In developing a B2B strategy, it is often helpful and useful to understand the trends, unmet needs and segments of your B2B customer’s customer. Sharing these insights with your B2B customer will position your firm as an industry thought leader or expert—and will encourage your customers to think of your firm as a valuable partner.
Let’s look at a few examples of how this can work:
- B2B Bakery leader Dawn Foods conducted research to get at the segments and motivational drivers or need states for consumers who are purchasing baked goods at retail. This year, the Dawn team is focusing on the “Celebration” need state with an eye towards everyday celebrations such as winning games at little league baseball, child’s basketball, soccer or other sports. Dawn also encourages everyday celebrations for academic accomplishments (such as a spelling bee). As my co-author, Teri Lucie Thompson and I have written about in Tuning into Mom: Understanding America’s Most Powerful Consumer, moms (the customer’s customer for Dawn) are very engaged with their child’s education and sporting events, and Dawn’s “Celebration” program ties into those hot button areas, and demonstrates its expertise and thought leadership
- B2B agricultural leader AGCO supports its retailers with relevant social media tools, such as blog widgets, for the retailer’s end consumer (business farmers). This allows retailers to provide their customers with up-to-date information on equipment, along with other highly customer relevant information, like the weather. As AGCO customer Mitch Merz explains, he is able to tailor his offering to meet his end customers’ needs (older farmers who prefer not to check Facebook) by offering the videos and content on Merz’s website.

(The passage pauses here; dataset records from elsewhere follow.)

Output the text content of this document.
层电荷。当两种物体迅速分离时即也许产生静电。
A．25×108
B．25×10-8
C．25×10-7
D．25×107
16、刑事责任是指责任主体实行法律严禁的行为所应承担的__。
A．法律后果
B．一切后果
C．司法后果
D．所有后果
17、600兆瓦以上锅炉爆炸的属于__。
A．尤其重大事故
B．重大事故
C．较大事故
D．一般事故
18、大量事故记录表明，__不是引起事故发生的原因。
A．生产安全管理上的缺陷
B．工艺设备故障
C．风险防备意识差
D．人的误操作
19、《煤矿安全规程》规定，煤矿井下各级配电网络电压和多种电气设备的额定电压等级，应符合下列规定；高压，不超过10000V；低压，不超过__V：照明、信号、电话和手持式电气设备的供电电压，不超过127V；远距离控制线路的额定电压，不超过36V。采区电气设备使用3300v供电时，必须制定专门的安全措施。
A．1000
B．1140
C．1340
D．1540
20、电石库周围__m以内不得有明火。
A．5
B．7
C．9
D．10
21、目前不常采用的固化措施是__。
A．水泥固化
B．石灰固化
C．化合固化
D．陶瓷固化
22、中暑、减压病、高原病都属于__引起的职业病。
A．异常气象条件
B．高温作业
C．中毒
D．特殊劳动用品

- B2B telecom leader Alcatel Lucent has taken a step further in its thought leadership. Allison Cerra, Vice President of Marketing, Communications and Public Affairs at Alcatel-Lucent and co-author of Identity Shift and The Shift has written two thought-provoking books used by Alcatel Lucent’s management team in dialogs with their B2B customers about the future, trends and customer needs. The thing I find most engaging about this example is it focuses on future demand in addition to current needs, and pushes the dialog ahead.
These three examples illustrate three approaches: primary end-customer insights (Dawn Foods), sharing relevant end-customer updates and information (AGCO/Merz), and developing a thought leadership book or white paper on future trends (Alcatel Lucent). Other time-tested approaches include speaking at industry associations, chairing industry groups that address important issues and developing a panel or program with academic experts and/or opinion leaders.